According to Microsoft, “Storm-2657 is actively targeting a range of US-based organizations, particularly employees in sectors like higher education, to gain access to third-party human resources (HR) SaaS platforms like Workday.”
The operation, observed during the first half of 2025, relies heavily on social engineering and phishing emails. Attackers send realistic messages designed to steal multifactor authentication (MFA) codes through adversary-in-the-middle (AiTM) phishing links. Once access is gained, they hijack Exchange Online accounts and modify victims’ Workday payroll profiles to reroute salary payments.
Microsoft clarified that “these attacks don’t represent any vulnerability in the Workday platform or products,” but rather exploit weak or absent MFA protections.
Since March 2025, Microsoft has tracked 11 compromised accounts across three universities, which were then used to send nearly 6,000 phishing emails to employees at 25 institutions.
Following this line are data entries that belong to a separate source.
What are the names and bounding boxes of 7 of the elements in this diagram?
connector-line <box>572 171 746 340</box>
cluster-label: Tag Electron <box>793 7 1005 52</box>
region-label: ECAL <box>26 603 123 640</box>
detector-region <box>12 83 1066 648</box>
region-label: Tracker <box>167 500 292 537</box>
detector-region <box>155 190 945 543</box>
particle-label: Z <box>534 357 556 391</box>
The emails used convincing themes, such as health alerts (“COVID-Like Case Reported — Check Your Contact Status”), or internal misconduct reports (“Faculty Compliance Notice – Classroom Misconduct Report”), and even official-looking HR updates (“[UNIVERSITY NAME] 2025 Compensation and Benefits Update”). To appear legitimate, some emails included Google Docs links, making them harder to detect in academic environments.
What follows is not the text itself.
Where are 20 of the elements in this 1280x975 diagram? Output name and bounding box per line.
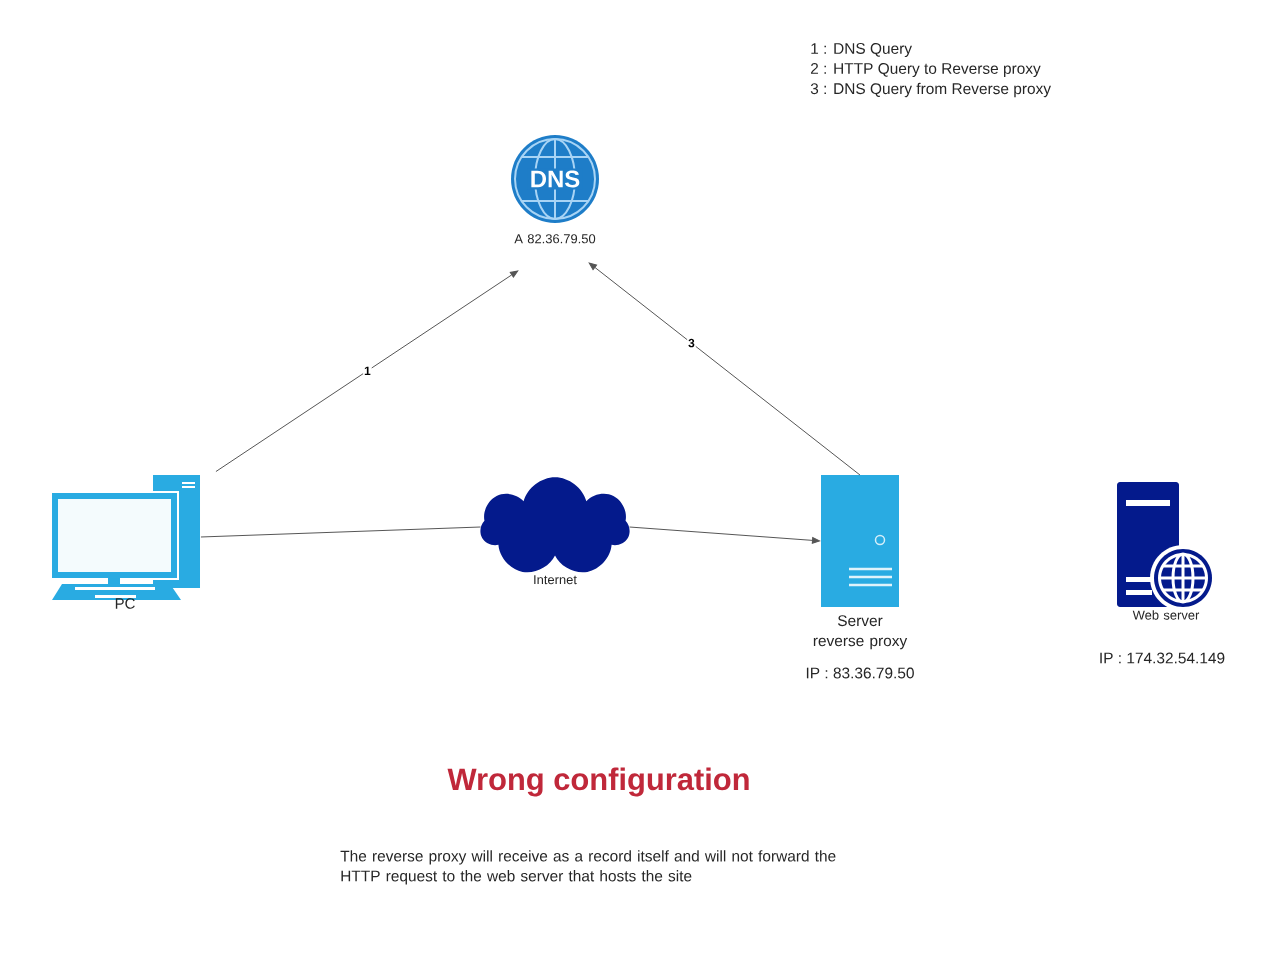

After compromising accounts, Storm-2657 set up inbox rules to automatically delete Workday notification emails, preventing victims from seeing payroll change alerts. In several cases, the attacker also added their own phone numbers as MFA devices, allowing continued access without user approval.
Once inside, the attacker modified bank account and payroll information via Workday’s “Change My Account” or “Manage Payment Elections” functions — effectively rerouting salaries to attacker-owned accounts.
Microsoft highlights that organizations can detect these intrusions by correlating signals between Microsoft Exchange Online and third-party SaaS systems like Workday. “Only by correlating first-party and third-party signals is it possible to detect this activity spawning across multiple systems,” the report notes.
The company urges organizations to implement phishing-resistant MFA, monitor audit logs for suspicious account or payment changes, and leverage Microsoft Defender for Cloud Apps to trace malicious inbox rules and payroll edits.